Pour Jean Charest, à 61 ans, c’est maintenant ou jamais. La dernière chance de réaliser le rêve initial : devenir premier ministre du Canada.
Il y a un avantage immédiat pour lui de laisser dire qu’il réfléchit à la direction du Parti conservateur.
Quoi de mieux pour laisser croire que même en son for intérieur, il n’a rien à se reprocher dans les affaires au cœur de l’interminable enquête Mâchurer de l’UPAC (et du livre PLQ inc. de notre Bureau d’enquête)?
Fortune
Dans la vie d’un homme politique, il y a la «fortune», notion chère à Machiavel. C’est la force des événements ouvrant des occasions en or que seuls ceux faisant preuve de virtù sauront saisir.
Actuellement, la fortune fait intensément appel à Jean Charest. Un peu comme en mars 1998 lorsque Daniel Johnson démissionnait de la tête du PLQ. «Je ne me doutais pas de l’intensité et de l’ampleur des réactions qui allaient se manifester. [...] Le téléphone ne dérougissait pas», raconte Charest lui-même dans J’ai choisi le Québec (Pierre Tisseyre, 1998).
Bien sûr, les circonstances diffèrent. Charest a gouverné pendant près de 10 ans une province mal aimée du Dominion, le Québec.
Le téléphone ne dérougira tout de même pas dans les prochaines semaines. Car sur plusieurs plans, il incarne ce que nombre de membres du PC ont dit souhaiter : un chef expérimenté, s’exprimant bien dans les deux langues officielles (Charest étant même parfois plus précis en anglais), aux valeurs dénuées de ce conservatisme social ayant coulé Andrew Scheer au Québec, entre autres.
Coalition gagnante
Jean Charest a aussi un réseau d’un océan à l’autre. Le 13 novembre, il se permettait déjà un clin d’œil à l’Ouest, disant qu’il fallait «reconnaître» que la période économique difficile crée là-bas de l’«anxiété».
Le PM albertain Jason Kenney s’inquiéterait quand même de voir arriver à la tête du PC un enthousiaste de la bourse du carbone, doublé d’un ex-libéral ayant abandonné une «réingénierie» de l’État! Mais le vernis vert de l’ancien ministre de l’Environnement canadien à Rio 1992 l’aiderait ailleurs au pays.
D’accord, le parti a énormément changé depuis que Charest l’a quitté. Le PC en 2019 est celui que Harper a forgé en convainquant le Parti progressiste-conservateur d’être avalé par l’Alliance canadienne il y a 16 ans.

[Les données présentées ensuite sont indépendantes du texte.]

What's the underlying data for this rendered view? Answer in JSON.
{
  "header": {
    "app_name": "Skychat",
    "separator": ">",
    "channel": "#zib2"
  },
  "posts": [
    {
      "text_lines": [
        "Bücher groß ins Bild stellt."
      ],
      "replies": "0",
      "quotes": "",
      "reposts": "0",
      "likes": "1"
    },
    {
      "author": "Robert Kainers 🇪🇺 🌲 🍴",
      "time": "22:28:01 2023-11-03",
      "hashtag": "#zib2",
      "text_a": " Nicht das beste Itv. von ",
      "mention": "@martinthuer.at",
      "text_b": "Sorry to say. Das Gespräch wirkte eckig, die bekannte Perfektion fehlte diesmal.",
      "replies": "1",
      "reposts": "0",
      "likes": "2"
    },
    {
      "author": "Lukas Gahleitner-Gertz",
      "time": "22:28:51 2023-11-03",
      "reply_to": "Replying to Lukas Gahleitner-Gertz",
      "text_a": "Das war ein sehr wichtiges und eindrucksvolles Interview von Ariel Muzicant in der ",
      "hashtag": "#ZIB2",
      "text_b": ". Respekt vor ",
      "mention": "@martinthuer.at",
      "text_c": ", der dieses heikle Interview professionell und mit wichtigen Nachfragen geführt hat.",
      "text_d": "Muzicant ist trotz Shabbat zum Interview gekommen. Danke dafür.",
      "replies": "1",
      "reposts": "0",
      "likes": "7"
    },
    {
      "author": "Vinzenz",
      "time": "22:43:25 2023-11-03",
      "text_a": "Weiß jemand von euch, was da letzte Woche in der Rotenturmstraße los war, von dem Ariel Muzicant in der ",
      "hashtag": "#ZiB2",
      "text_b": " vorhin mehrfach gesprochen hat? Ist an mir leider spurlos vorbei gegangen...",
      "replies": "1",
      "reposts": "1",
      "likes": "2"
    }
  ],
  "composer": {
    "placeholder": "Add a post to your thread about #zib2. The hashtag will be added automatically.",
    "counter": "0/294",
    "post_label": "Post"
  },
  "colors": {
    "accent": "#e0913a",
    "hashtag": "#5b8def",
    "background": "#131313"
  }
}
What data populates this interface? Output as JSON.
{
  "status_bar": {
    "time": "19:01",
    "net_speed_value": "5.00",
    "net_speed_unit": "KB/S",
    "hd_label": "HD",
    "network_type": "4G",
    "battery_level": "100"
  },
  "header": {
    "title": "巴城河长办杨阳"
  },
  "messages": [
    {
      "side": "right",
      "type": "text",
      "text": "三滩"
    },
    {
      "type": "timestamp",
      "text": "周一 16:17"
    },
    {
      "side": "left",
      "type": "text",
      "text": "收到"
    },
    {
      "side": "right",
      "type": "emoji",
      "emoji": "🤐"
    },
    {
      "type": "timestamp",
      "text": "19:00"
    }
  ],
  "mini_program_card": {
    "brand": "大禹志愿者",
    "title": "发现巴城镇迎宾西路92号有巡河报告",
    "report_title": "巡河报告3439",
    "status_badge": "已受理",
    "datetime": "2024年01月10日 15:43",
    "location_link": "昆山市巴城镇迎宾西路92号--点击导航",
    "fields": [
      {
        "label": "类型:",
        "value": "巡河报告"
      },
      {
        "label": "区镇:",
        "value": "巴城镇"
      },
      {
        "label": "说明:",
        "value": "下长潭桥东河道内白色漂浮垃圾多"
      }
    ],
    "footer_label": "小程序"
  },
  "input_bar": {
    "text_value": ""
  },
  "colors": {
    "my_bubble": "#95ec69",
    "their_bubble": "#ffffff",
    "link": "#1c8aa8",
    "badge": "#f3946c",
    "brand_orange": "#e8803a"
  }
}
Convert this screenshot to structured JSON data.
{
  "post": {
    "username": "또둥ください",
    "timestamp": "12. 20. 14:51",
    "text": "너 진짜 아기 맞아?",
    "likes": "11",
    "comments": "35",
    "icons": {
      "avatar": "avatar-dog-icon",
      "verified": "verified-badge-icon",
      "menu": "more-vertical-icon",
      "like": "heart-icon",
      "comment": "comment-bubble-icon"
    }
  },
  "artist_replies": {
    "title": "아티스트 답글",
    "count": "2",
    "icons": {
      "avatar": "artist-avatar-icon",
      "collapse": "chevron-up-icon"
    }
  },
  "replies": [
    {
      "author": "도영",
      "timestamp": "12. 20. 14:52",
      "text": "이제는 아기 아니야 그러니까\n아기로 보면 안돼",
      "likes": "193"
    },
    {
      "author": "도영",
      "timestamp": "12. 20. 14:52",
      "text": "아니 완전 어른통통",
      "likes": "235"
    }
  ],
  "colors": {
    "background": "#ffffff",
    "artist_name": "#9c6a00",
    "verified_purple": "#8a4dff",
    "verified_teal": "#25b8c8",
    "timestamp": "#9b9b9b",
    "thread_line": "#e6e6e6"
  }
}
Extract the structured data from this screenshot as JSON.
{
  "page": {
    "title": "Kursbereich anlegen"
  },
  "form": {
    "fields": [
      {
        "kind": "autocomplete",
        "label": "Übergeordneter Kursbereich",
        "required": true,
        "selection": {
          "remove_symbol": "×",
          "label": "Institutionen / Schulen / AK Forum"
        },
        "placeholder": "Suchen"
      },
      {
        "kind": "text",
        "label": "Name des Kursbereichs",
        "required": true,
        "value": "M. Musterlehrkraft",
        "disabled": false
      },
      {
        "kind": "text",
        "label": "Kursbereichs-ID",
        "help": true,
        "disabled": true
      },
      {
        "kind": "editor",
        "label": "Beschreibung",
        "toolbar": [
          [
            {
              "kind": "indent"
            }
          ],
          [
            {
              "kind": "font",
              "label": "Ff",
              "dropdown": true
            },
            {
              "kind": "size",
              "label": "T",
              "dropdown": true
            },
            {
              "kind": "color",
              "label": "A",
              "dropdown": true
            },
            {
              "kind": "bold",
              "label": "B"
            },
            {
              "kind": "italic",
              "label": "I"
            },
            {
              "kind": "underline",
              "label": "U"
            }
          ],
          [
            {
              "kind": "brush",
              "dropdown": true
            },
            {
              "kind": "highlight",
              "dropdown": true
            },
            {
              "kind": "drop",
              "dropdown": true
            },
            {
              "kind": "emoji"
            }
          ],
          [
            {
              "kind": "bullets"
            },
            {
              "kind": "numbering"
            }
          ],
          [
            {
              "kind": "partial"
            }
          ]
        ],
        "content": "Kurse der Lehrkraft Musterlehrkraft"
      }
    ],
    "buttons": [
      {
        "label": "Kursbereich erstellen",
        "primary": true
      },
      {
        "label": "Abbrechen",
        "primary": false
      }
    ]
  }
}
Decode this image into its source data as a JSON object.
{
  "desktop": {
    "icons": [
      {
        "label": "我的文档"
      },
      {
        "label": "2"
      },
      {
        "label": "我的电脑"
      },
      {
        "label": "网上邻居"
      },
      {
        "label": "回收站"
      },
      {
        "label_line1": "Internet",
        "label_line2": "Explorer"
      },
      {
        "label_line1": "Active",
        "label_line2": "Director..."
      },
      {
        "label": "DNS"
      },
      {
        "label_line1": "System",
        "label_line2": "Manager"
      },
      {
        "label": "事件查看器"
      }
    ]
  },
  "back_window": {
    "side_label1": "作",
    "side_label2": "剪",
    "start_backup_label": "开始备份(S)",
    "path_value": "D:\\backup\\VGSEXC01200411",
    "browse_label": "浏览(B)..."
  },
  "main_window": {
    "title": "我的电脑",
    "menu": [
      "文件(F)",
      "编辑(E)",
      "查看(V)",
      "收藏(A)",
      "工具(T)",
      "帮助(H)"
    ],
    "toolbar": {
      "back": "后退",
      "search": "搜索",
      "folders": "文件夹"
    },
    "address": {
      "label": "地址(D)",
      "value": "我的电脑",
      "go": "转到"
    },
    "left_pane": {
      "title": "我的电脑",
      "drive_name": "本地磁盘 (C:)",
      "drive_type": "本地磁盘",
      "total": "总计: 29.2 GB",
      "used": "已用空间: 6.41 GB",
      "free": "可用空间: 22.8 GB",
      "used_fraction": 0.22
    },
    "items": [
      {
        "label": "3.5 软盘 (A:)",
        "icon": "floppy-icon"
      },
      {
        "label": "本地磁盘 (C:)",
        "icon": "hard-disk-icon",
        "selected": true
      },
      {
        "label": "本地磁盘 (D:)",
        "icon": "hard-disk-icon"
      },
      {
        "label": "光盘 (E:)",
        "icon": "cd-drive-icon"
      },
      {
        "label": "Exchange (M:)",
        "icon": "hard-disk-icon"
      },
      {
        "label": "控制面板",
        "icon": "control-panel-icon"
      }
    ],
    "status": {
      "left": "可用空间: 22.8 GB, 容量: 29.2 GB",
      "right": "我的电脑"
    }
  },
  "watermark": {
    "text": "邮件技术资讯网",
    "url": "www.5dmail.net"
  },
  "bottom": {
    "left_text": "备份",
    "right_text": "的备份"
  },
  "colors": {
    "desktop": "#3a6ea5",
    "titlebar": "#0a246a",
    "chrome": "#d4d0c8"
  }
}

Mais justement, Charest pourrait promettre, lui, de raviver les grandes coalitions de peuples fondateurs des ères Diefenbaker et Mulroney. Cela trancherait avantageusement avec la conception postnationale de Trudeau fils. Un autre fils, Antoine Dionne-Charest, écrivait d’ailleurs cela en substance dans La Presse, en novembre. La réflexion est bien entamée dans la famille...
Évidemment, les casseroles éthiques de JC sont innombrables. Un député conservateur, Gérard Deltell, a déjà déclaré, en 2010 : «Jean Charest, c’est le bon parrain du Parti libéral».
L’obstacle est grand. Mais si Brian Mulroney a réussi à se refaire une vertu après On the take (livre d’enquête dévastateur) et les histoires de valises d’argent comptant (de Schreiber), son émule Charest pourrait bien réussir sa résurrection sur la scène fédérale.